Pritinker Diwaker, J
1. This appeal has been filed by the State against the judgment dated 09.01.2003 passed by Special Judge, Rajnandgaon in Special Case No. 62/2002
acquitting the accused/respondent of the charge under Sections 342, 376, 511 IPC and 3 (1) (xii) of the Scheduled Caste    and Â
Scheduled   Tribe  (Prevention  of  Atrocities)  Act (hereinafter referred to as ""Special Act"").
2. Facts of the case in brief are that on 18.04.2002 FIR (Ex.P-1) was lodged by the prosecutrix (PW-1) aged about 14 years at the relevant time
alleging that on 16.04.2002 at about 12 noon when she had gone to the house of her friend Khemin Bharti but nobody was present there at that time.
Meanwhile, the respondent/accused and one Prakash came there from the back-side, removed their clothes, tore her Kurta and made an attempt to
insert their private part into that of her.
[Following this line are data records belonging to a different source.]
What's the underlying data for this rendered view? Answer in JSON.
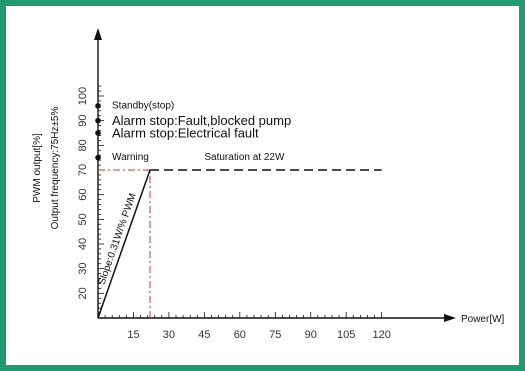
{
  "chart_data": {
    "type": "line",
    "title": "",
    "xlabel": "Power[W]",
    "ylabel": "PWM output[%]",
    "ylabel2": "Output frequency:75Hz±5%",
    "xlim": [
      0,
      125
    ],
    "ylim": [
      10,
      105
    ],
    "x_ticks": [
      15,
      30,
      45,
      60,
      75,
      90,
      105,
      120
    ],
    "y_ticks": [
      20,
      30,
      40,
      50,
      60,
      70,
      80,
      90,
      100
    ],
    "series": [
      {
        "style": "solid",
        "points": [
          [
            0,
            10
          ],
          [
            22,
            70
          ]
        ]
      },
      {
        "style": "dashed",
        "points": [
          [
            22,
            70
          ],
          [
            120,
            70
          ]
        ]
      }
    ],
    "reference_lines": [
      {
        "style": "dash-dot",
        "color": "#c0392b",
        "points": [
          [
            0,
            70
          ],
          [
            22,
            70
          ]
        ]
      },
      {
        "style": "dash-dot",
        "color": "#c0392b",
        "points": [
          [
            22,
            10
          ],
          [
            22,
            70
          ]
        ]
      }
    ],
    "markers": [
      {
        "y": 96,
        "label": "Standby(stop)",
        "size": "small"
      },
      {
        "y": 90,
        "label": "Alarm stop:Fault,blocked pump",
        "size": "large"
      },
      {
        "y": 85,
        "label": "Alarm stop:Electrical fault",
        "size": "large"
      },
      {
        "y": 75,
        "label": "Warning",
        "size": "small"
      }
    ],
    "annotations": [
      {
        "text": "Saturation at 22W",
        "x": 45,
        "y": 70
      },
      {
        "text": "Slope:0.31W/% PWM",
        "x": 11,
        "y": 40,
        "along_line": true
      }
    ],
    "grid": false,
    "legend": "none",
    "colors": {
      "border": "#1f9a6e",
      "axis": "#111111",
      "reference": "#c0392b"
    }
  }
}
It is alleged that when she raised an alarm, they filthily abused her in the name of her caste. Based on this
report, offences under Sections 342, 376, 511 IPC and 3 (1) (xii) of the Special Act were registered against the two. The other accused Prakash
however being juvenile was tried in the Juvenile Court. Court below then framed the charge against the respondent/accused accordingly.
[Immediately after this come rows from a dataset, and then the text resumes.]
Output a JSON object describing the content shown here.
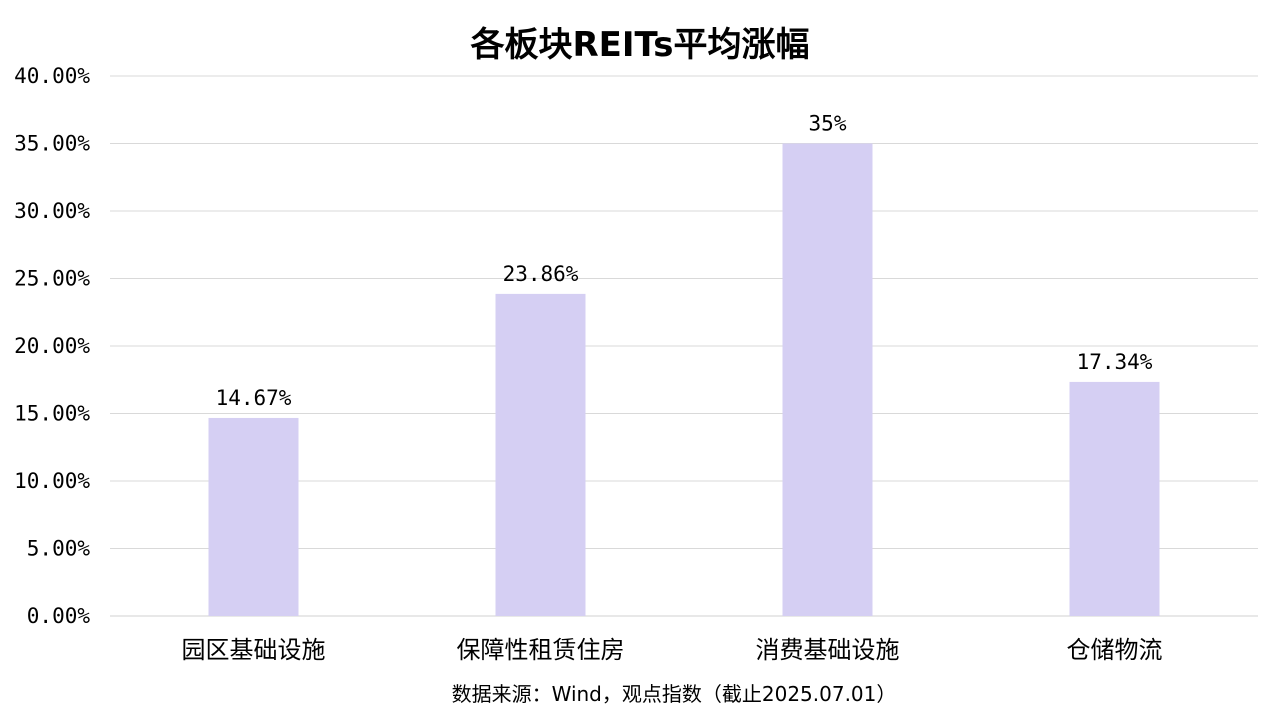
{
  "chart_data": {
    "type": "bar",
    "title": "各板块REITs平均涨幅",
    "categories": [
      "园区基础设施",
      "保障性租赁住房",
      "消费基础设施",
      "仓储物流"
    ],
    "values": [
      14.67,
      23.86,
      35,
      17.34
    ],
    "data_labels": [
      "14.67%",
      "23.86%",
      "35%",
      "17.34%"
    ],
    "yticks": [
      0,
      5,
      10,
      15,
      20,
      25,
      30,
      35,
      40
    ],
    "ytick_labels": [
      "0.00%",
      "5.00%",
      "10.00%",
      "15.00%",
      "20.00%",
      "25.00%",
      "30.00%",
      "35.00%",
      "40.00%"
    ],
    "ylim": [
      0,
      40
    ],
    "xlabel": "",
    "ylabel": "",
    "grid": true,
    "legend": "none",
    "bar_color": "#d5cff3",
    "grid_color": "#d9d9d9",
    "source": "数据来源：Wind，观点指数（截止2025.07.01）"
  }
}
3. So as to hold the accused/respondent guilty, prosecution has examined 08 witnesses in support of its case. Statement of the accused/respondent has
also been recorded under Section 313 of the Code of Criminal Procedure in which he denied the allegations made against him and pleaded innocence
and false implication in the case.
4. After hearing the parties and appreciating the evidence on record the Court below has acquitted the accused/respondent of the charges levelled
against him and therefore, the State has preferred this appeal against the judgment of acquittal.
5. Counsel for the appellant/State submits that the Court below has committed an error of law in acquitting the respondent/accused of the charges
levelled against him by ignoring the evidence adduced by the prosecution.
6. Counsel for the respondent/accused however supports the judgment impugned and submits that while recording the finding of acquittal, the Court
below has taken note of the evidence on record in proper perspective and there is no infirmity in the same warranting interference by this Court.
7. Heard counsel for the parties and perused the material on record.
8. Prosecutrix (PW-1) has stated that on the date of incident when she was returning from the house of her friend Khemin Bai, respondent/accused
along with juvenile accused Prakash came there from the back side, shut the door, removed their clothes, tore her clothes also, threw her down on the
ground and made an attempt of inserting their private part into that of her and when she abused them they left the spot. From the statement of this
witness, it appears that there was some money dispute between her father and the respondent/accused who had even reported the matter to the
police. This apart, there is two days' un-explained delay in lodging the report and that the prosecutrix did not even inform her mother about the
incident. Devki Bai (PW-2), Shilendra Kumar (PW-3), Pannalal (PW-6) and Devnarayan (PW-8) have not supported the case of the prosecution.
Prosecutrix has not even been medically examined nor any cogent evidence has been adduced by the prosecution to show that on the date of incident
the prosecutrix was minor.
9. All this factual scenario makes this Court to hold that the prosecution has utterly failed to prove that the respondent/accused made an attempt to
sexually assault the prosecutrix. That apart, there is two days' delay in lodging the report but no explanation has been offered by the prosecution as to
how did it occur. Even the medical examination of the prosecutrix has not been conducted nor did the prosecution has adduced any evidence to show
that the prosecutrix was minor on the date of incident. Being so the Court below has been quite justified in recording the finding of acquittal on the
basis of evidence before it. There is no illegality or infirmity in the judgment awarding acquittal to the respondent/accused. Even otherwise, as regards
appeal against the finding of acquittal, it is a settled position of law that if on the basis of material on record two views can be drawn then the
preference has to be given to the one favouring the accused.
10. On viewing the evidence on record and being conscious to the existing legal position referred to above, this Court finds no substance in the appeal
and accordingly the same is dismissed. Judgment impugned is affirmed.